Ovarian metastatic lesions from stomach cancer were larger (5.6 ± 2.1 cm) than those from colon cancer (9.1 ± 4.6 cm) (p = 0.007). We postulate that the more cystic nature is partly responsible for the larger size of ovarian metastatic lesions from colon cancer.
In our study, patients with ovarian metastasis from colon cancer were older than those with metastasis from stomach cancer. Specifically, 37.5% (3/8) of the patients with ovarian metastasis from stomach cancer were younger than 40 years, whereas none of the patients in the other group were younger than 40 years. This finding may be attributable to an increase in the percentage of young patients with stomach cancer and the more aggressive nature of this disease in younger patients [26, 27].
There were limitations to our study. First, the number of cases was not large. The rare incidence of the disease entity provides little opportunity for comprehensive observation.

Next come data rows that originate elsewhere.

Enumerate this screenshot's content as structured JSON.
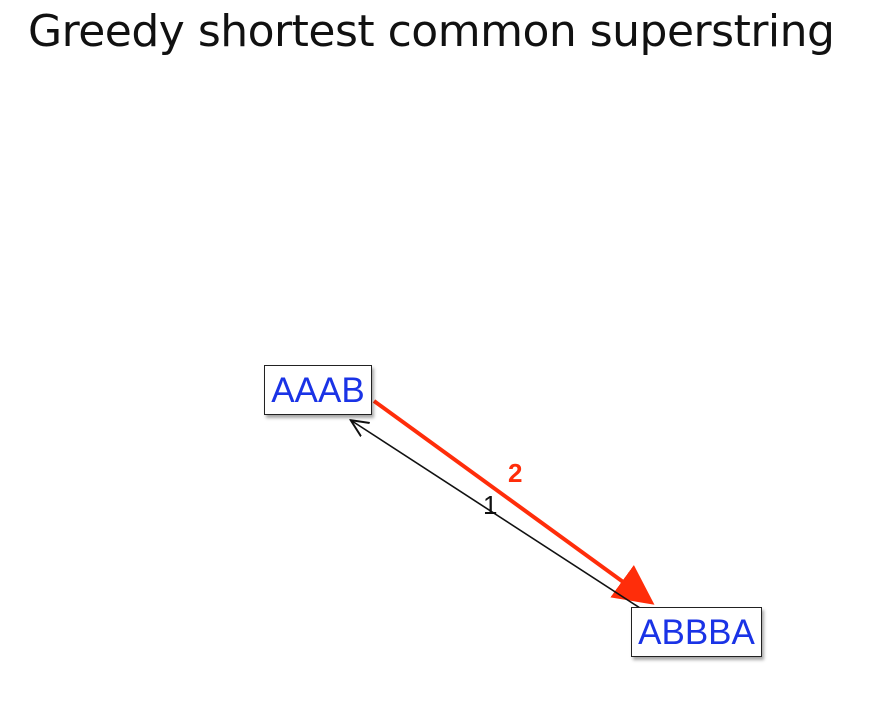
{
  "title": "Greedy shortest common superstring",
  "nodes": {
    "aaab": "AAAB",
    "abbba": "ABBBA"
  },
  "edges": {
    "red": {
      "label": "2",
      "color": "#ff2d0a"
    },
    "black": {
      "label": "1",
      "color": "#111111"
    }
  },
  "colors": {
    "node_text": "#1a33e6"
  }
}
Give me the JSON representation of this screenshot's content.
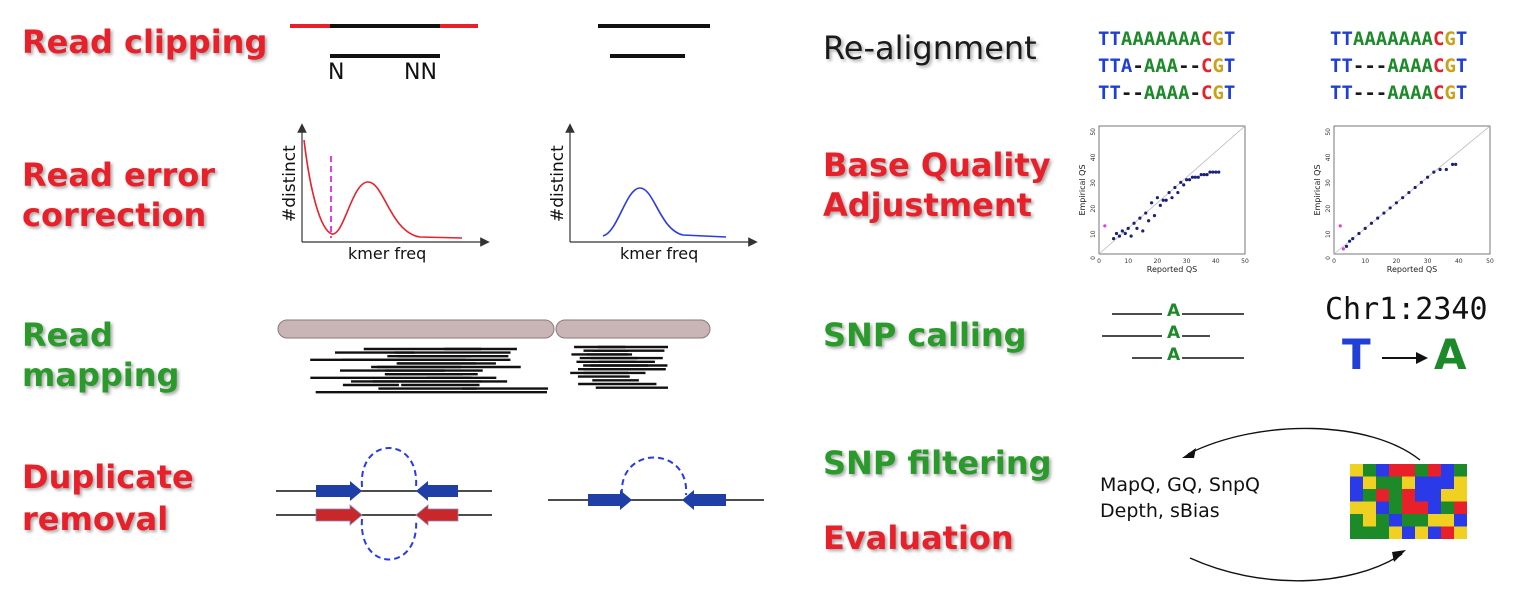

Furthermore, ovarian metastasis is often viewed as a late presentation of cancer, and patients often are treated with palliative measures, which frequently do not include comprehensive assessment of disease extension.

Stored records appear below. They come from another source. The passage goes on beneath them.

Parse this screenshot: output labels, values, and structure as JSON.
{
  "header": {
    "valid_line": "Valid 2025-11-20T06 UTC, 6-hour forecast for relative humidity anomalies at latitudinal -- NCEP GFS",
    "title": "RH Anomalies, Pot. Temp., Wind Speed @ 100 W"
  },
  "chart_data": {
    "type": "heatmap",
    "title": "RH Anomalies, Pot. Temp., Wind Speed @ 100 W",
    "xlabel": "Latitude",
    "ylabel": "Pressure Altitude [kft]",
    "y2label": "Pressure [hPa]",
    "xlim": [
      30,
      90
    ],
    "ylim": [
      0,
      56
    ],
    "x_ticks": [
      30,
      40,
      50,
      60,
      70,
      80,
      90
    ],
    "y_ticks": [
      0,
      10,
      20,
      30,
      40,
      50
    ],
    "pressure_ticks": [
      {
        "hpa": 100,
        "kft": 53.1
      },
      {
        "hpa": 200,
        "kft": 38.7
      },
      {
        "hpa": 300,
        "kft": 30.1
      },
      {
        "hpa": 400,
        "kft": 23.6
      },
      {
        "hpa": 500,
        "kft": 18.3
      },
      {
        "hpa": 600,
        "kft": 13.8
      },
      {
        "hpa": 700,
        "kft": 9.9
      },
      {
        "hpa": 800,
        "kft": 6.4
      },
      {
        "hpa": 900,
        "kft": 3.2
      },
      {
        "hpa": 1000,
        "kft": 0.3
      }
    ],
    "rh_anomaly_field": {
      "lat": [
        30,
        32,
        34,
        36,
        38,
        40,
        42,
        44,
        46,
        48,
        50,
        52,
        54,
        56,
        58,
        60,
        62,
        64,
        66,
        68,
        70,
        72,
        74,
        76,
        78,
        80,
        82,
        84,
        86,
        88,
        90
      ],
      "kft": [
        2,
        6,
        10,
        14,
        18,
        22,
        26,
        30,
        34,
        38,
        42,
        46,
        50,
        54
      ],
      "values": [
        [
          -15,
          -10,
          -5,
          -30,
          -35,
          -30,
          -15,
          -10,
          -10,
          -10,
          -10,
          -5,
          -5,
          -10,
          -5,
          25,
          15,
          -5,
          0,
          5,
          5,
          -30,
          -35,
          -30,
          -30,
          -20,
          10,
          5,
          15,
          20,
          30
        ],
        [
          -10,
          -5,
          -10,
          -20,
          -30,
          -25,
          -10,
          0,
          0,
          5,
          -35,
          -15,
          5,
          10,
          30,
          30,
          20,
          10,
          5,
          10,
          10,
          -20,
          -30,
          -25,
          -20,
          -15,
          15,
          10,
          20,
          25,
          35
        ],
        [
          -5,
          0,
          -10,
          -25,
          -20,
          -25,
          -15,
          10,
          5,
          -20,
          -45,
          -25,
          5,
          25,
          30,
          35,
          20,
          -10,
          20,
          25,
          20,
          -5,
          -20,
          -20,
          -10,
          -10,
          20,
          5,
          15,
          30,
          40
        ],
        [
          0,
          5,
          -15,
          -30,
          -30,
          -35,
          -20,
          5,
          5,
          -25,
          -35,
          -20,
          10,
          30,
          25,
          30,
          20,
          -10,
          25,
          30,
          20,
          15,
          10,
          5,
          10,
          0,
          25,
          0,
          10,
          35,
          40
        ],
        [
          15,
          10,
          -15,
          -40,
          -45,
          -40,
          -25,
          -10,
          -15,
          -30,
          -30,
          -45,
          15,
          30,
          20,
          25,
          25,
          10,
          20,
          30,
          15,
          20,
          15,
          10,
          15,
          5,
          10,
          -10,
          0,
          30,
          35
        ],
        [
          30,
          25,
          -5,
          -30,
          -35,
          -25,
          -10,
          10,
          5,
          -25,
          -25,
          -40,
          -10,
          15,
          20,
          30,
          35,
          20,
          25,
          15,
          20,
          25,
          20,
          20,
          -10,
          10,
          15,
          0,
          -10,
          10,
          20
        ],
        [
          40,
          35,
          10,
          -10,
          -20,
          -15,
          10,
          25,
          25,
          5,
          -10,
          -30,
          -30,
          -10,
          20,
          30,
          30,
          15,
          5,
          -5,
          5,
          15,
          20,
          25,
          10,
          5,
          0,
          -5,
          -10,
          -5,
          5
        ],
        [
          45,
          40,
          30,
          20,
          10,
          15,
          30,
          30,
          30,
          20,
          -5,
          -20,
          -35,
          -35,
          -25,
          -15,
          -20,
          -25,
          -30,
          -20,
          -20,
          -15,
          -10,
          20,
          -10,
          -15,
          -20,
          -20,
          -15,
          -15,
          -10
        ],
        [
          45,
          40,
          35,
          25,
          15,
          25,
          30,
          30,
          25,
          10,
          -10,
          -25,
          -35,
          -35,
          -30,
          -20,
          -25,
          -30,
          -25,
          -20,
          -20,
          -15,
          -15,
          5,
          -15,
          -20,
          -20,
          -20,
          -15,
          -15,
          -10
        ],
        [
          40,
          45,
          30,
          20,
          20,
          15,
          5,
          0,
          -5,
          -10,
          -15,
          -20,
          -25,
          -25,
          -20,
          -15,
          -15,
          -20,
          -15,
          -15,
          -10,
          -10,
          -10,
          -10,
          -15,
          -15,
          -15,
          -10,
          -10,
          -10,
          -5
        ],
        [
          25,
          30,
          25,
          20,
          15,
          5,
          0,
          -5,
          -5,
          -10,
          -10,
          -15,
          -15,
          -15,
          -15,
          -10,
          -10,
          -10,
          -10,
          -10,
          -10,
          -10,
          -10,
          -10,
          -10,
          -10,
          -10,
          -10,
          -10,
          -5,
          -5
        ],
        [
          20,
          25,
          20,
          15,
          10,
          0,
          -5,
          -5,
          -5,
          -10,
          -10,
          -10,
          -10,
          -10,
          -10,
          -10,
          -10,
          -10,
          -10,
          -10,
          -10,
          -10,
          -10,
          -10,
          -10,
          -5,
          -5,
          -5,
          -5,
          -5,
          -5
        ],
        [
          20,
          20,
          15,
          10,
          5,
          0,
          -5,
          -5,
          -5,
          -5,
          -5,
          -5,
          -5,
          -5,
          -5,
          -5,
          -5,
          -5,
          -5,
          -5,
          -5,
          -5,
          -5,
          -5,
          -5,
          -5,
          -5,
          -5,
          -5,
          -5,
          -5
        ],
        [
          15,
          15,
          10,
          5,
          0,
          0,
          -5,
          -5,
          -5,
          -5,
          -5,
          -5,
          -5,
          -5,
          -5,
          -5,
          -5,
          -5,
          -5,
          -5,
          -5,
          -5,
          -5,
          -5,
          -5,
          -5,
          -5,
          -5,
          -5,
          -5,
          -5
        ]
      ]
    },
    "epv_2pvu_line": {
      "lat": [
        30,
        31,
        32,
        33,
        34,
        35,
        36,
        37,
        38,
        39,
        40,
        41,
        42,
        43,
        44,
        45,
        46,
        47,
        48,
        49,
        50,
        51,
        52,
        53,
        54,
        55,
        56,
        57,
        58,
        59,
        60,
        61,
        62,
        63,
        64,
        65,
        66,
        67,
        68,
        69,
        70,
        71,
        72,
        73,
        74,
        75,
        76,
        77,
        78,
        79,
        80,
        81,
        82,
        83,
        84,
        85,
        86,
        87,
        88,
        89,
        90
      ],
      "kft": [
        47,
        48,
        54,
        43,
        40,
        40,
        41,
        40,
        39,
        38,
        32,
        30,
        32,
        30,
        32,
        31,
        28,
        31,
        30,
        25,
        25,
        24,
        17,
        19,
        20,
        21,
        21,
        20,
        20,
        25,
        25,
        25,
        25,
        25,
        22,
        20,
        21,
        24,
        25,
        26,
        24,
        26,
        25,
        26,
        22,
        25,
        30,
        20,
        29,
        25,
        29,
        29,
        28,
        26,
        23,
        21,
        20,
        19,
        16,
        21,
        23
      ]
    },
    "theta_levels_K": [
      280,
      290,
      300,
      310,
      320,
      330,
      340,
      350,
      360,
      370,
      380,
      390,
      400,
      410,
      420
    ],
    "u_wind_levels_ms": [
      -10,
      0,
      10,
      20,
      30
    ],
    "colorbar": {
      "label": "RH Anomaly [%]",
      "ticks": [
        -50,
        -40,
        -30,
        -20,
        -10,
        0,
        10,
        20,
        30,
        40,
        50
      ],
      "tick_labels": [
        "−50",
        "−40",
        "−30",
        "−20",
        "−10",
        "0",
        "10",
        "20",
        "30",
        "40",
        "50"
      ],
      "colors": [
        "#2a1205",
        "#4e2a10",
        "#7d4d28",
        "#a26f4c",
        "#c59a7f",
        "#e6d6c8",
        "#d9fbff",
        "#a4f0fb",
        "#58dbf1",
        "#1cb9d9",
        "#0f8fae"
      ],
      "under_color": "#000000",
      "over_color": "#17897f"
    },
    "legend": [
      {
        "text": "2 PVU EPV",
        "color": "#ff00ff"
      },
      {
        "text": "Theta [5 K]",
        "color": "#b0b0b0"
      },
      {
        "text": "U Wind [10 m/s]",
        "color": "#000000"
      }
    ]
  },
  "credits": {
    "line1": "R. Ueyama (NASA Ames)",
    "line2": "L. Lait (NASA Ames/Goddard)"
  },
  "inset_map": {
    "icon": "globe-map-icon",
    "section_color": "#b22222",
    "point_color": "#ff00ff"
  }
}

A second limitation was that although they were unaware of the pathologic features of the ovarian masses, the radiologists who reviewed the images may have deduced the pathologic characteristics of the mass on the basis of clues such as evidence of stomach or colon resection or the presence of a mass. In our study, ovarian metastasis and primary cancer were found simultaneously in 17 (54.8%) of the patients, and ovarian metastasis was found after operations for primary cancer in 12 (38.7%) of the patients. The primary cancer or clues of a previous operation were detected on the CT scans of 27 (93.5%) of the patients. Finally, primary malignant tumors of the ovary were not included in this study. This factor might have given rise to selection bias.
In conclusion, our findings imply that CT is useful in differentiation between ovarian metastasis from stomach cancer and ovarian metastasis from colon cancer. Mass characteristics, dense enhancement of the solid portion, and size are valuable CT parameters for differentiation.